Because globalisation, just like any other system, might work if it was part of a mix, if it was controlled and ordered by those who depend on it. Except it is not controlled at all and it is ordered, or rather ordained, by people who think they know far better than we how our lives should be lived. This is how we live now, unsure of who controls what, who owns what and from whom we should take direction. The globalists are not in control but are instead the acolytes of forces they have unleashed over which nobody has true dominion.
But it is fine, they say, the rule of law will ensure fairness. Oh, really? Did you see what P&O just did? In a move which has astonished and rightly enraged even free-marketeers, they have torn up contracts and made staff redundant. Redundant? Only by redefining that very word can you sack somebody and immediately replace them with cheap agency staff in those allegedly ‘redundant’ roles. You would think there would be some international law being broken here – I mean the Human Rights lot object even to people being misgendered these days – but the lawyers appear eerily silent. P&O did it simply because they can.
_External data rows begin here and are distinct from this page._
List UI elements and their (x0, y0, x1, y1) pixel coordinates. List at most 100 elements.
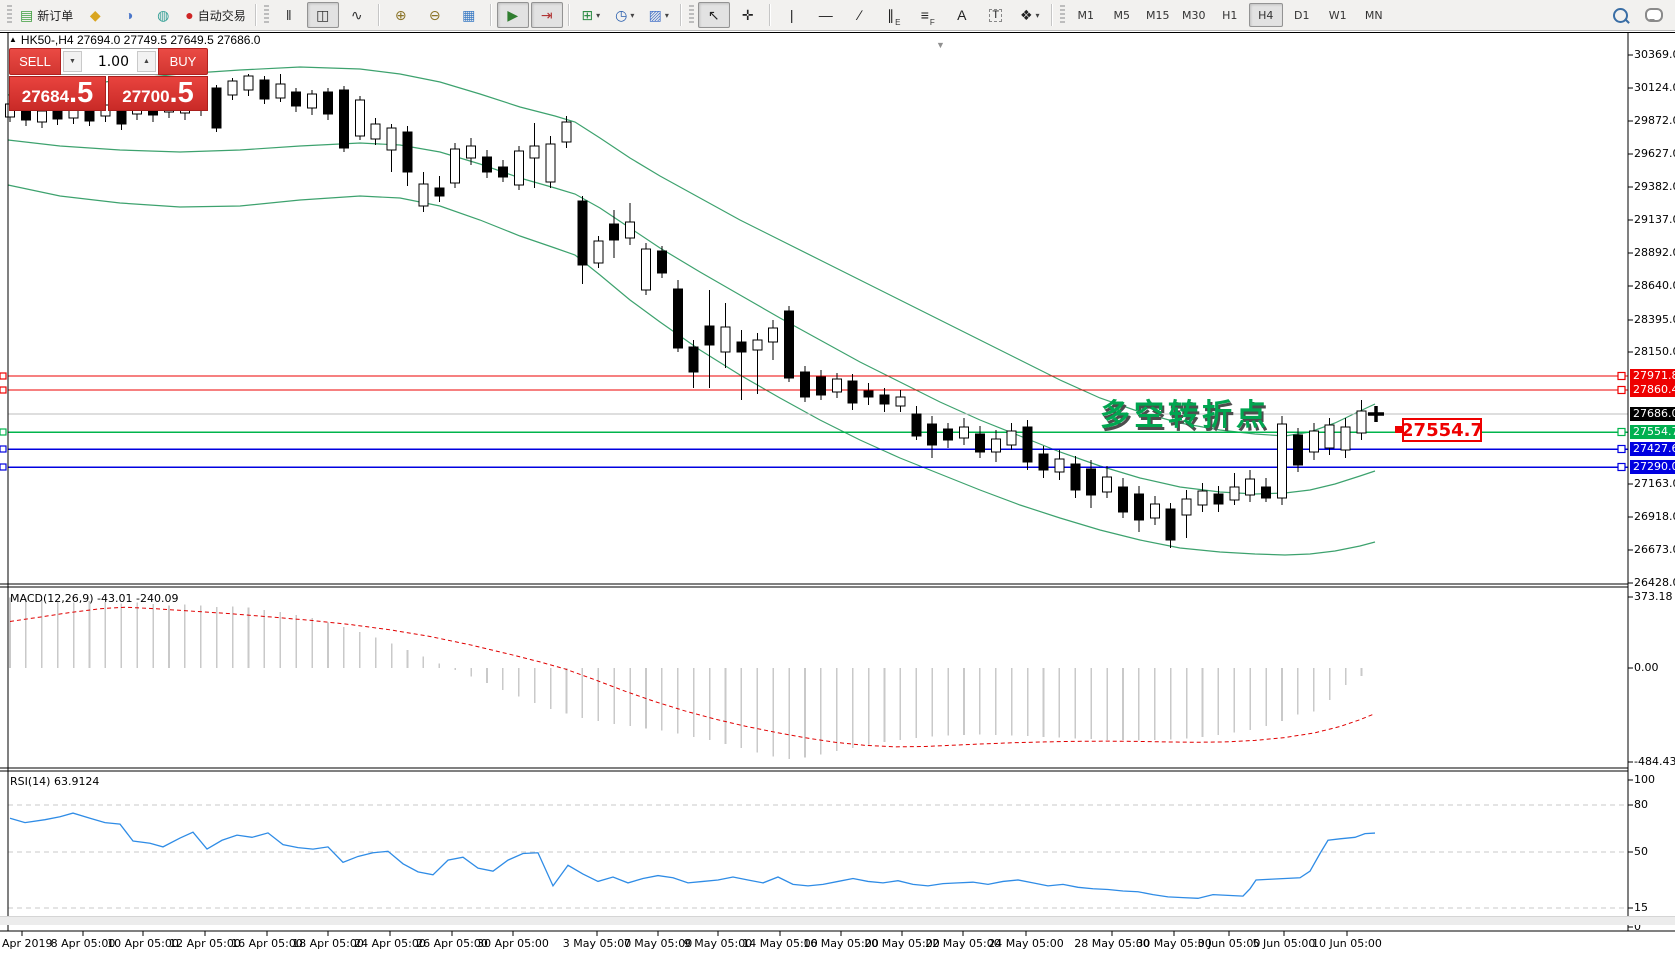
price-axis-label: 26918.0 (1634, 510, 1675, 523)
toolbar-grip-handle[interactable] (7, 5, 12, 25)
support-line-1-left-handle[interactable] (0, 445, 7, 453)
price-axis-label: 28395.0 (1634, 313, 1675, 326)
one-click-trading-panel: SELL ▼ 1.00 ▲ BUY 27684.5 27700.5 (9, 48, 208, 111)
candle-body (863, 390, 874, 398)
timeframe-m5-button[interactable]: M5 (1113, 8, 1130, 22)
support-line-2-left-handle[interactable] (0, 463, 7, 471)
volume-input[interactable]: 1.00 (97, 53, 129, 70)
horizontal-line-button[interactable]: — (818, 7, 833, 23)
support-line-1-axis-handle[interactable] (1617, 444, 1626, 454)
volume-increment-button[interactable]: ▲ (137, 51, 156, 72)
timeframe-d1-button[interactable]: D1 (1294, 8, 1310, 22)
timeframe-m1-button[interactable]: M1 (1077, 8, 1094, 22)
candle-body (1165, 508, 1176, 541)
new-order-button[interactable]: ▤ 新订单 (20, 7, 74, 23)
candle-body (831, 378, 842, 393)
market-watch-button[interactable]: ◆ (89, 7, 101, 23)
fibonacci-button[interactable]: ≡ F (920, 7, 935, 27)
templates-button[interactable]: ▨ ▾ (648, 7, 669, 23)
buy-price-display[interactable]: 27700.5 (108, 76, 208, 111)
autotrading-button[interactable]: ● 自动交易 (185, 7, 246, 23)
candle-body (1340, 426, 1351, 451)
candle-body (36, 110, 47, 123)
macd-axis-label: -484.43 (1634, 755, 1675, 768)
indicators-button[interactable]: ⊞ ▾ (581, 7, 601, 23)
pivot-line-axis-handle[interactable] (1617, 427, 1626, 437)
chat-icon[interactable] (1638, 2, 1670, 28)
resistance-line-1-axis-handle[interactable] (1617, 371, 1626, 381)
candle-body (1149, 503, 1160, 519)
price-tag-anchor-handle[interactable] (1395, 426, 1402, 433)
timeframe-h4-button[interactable]: H4 (1248, 3, 1283, 27)
chart-area[interactable]: ▲ HK50-,H4 27694.0 27749.5 27649.5 27686.… (0, 32, 1675, 956)
zoom-out-button[interactable]: ⊖ (428, 7, 441, 23)
cursor-button[interactable]: ↖ (697, 2, 730, 28)
support-line-2-axis-handle[interactable] (1617, 462, 1626, 472)
tile-windows-button[interactable]: ▦ (462, 7, 476, 23)
price-axis-label: 29137.0 (1634, 213, 1675, 226)
timeframe-h1-button[interactable]: H1 (1222, 8, 1238, 22)
collapse-arrow-icon[interactable]: ▲ (9, 35, 17, 44)
timeframe-mn-button[interactable]: MN (1364, 8, 1383, 22)
candle-body (561, 121, 572, 143)
candle-body (323, 91, 333, 115)
channel-button[interactable]: ∥ E (887, 7, 901, 27)
candle-body (386, 127, 397, 151)
macd-indicator-label: MACD(12,26,9) -43.01 -240.09 (10, 592, 179, 605)
symbol-title: ▲ HK50-,H4 27694.0 27749.5 27649.5 27686.… (9, 33, 260, 47)
pivot-line-left-handle[interactable] (0, 428, 7, 436)
text-label-button[interactable]: T (980, 2, 1012, 28)
auto-scroll-button[interactable]: ▶ (496, 2, 529, 28)
sell-price-frac: .5 (69, 77, 94, 109)
candle-body (895, 396, 906, 407)
resistance-line-1-left-handle[interactable] (0, 372, 7, 380)
macd-signal-line (9, 606, 1376, 748)
rsi-axis-label: 80 (1634, 798, 1648, 811)
rsi-indicator-label: RSI(14) 63.9124 (10, 775, 100, 788)
candle-body (641, 248, 651, 291)
candle-body (370, 123, 381, 140)
zoom-in-button[interactable]: ⊕ (394, 7, 407, 23)
timeframe-w1-button[interactable]: W1 (1328, 8, 1347, 22)
vertical-line-button[interactable]: | (789, 7, 794, 23)
date-axis-label: 22 May 05:00 (925, 937, 1001, 950)
buy-button[interactable]: BUY (158, 48, 208, 75)
navigator-button[interactable]: ◑ (125, 7, 134, 23)
candlestick-chart-button[interactable]: ◫ (306, 2, 339, 28)
timeframe-m15-button[interactable]: M15 (1145, 8, 1170, 22)
price-level-tag[interactable]: 27554.7 (1401, 418, 1483, 442)
price-axis-label: 29382.0 (1634, 180, 1675, 193)
candle-body (497, 166, 508, 178)
chart-shift-button[interactable]: ⇥ (530, 2, 563, 28)
line-chart-button[interactable]: ∿ (350, 7, 363, 23)
resistance-line-2-left-handle[interactable] (0, 386, 7, 394)
rsi-line (9, 812, 1376, 899)
bar-chart-button[interactable]: ‖ (285, 7, 292, 23)
candle-body (1213, 493, 1224, 505)
candle-body (1261, 486, 1272, 499)
candle-body (911, 413, 922, 437)
price-axis-label: 26673.0 (1634, 543, 1675, 556)
date-axis-label: 3 Apr 2019 (0, 937, 53, 950)
candle-body (943, 428, 954, 441)
chinese-annotation-text[interactable]: 多空转折点 (1100, 398, 1270, 433)
toolbar-separator (489, 4, 492, 26)
timeframe-m30-button[interactable]: M30 (1181, 8, 1206, 22)
sell-button[interactable]: SELL (9, 48, 61, 75)
terminal-button[interactable]: ◍ (157, 7, 170, 23)
toolbar-grip-handle[interactable] (688, 5, 694, 25)
text-button[interactable]: A (957, 7, 967, 23)
candle-body (927, 423, 938, 446)
trendline-button[interactable]: ∕ (858, 7, 861, 23)
periods-button[interactable]: ◷ ▾ (615, 7, 635, 23)
toolbar-grip-handle[interactable] (263, 5, 269, 25)
search-icon[interactable] (1604, 2, 1636, 28)
resistance-line-2-axis-handle[interactable] (1617, 385, 1626, 395)
toolbar-grip-handle[interactable] (1059, 5, 1065, 25)
sell-price-display[interactable]: 27684.5 (9, 76, 106, 111)
date-axis-label: 30 May 05:00 (1136, 937, 1212, 950)
arrows-button[interactable]: ❖ ▾ (1019, 7, 1040, 23)
crosshair-button[interactable]: ✛ (741, 7, 754, 23)
candle-body (466, 145, 477, 159)
volume-decrement-button[interactable]: ▼ (63, 51, 82, 72)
The influencers, the clever finance people, the globalists have created a storm they think they can weather, but for how long? Opening the Pandora’s box of blameless money, of guilt-free exploitation of resources and people, is an act that simply cannot go without consequences. The world of imaginary wealth, where somebody can almost literally think themselves rich, has to end somewhere. When all the little people propping up the pyramid have no option but to leave, where does that leave the globalists?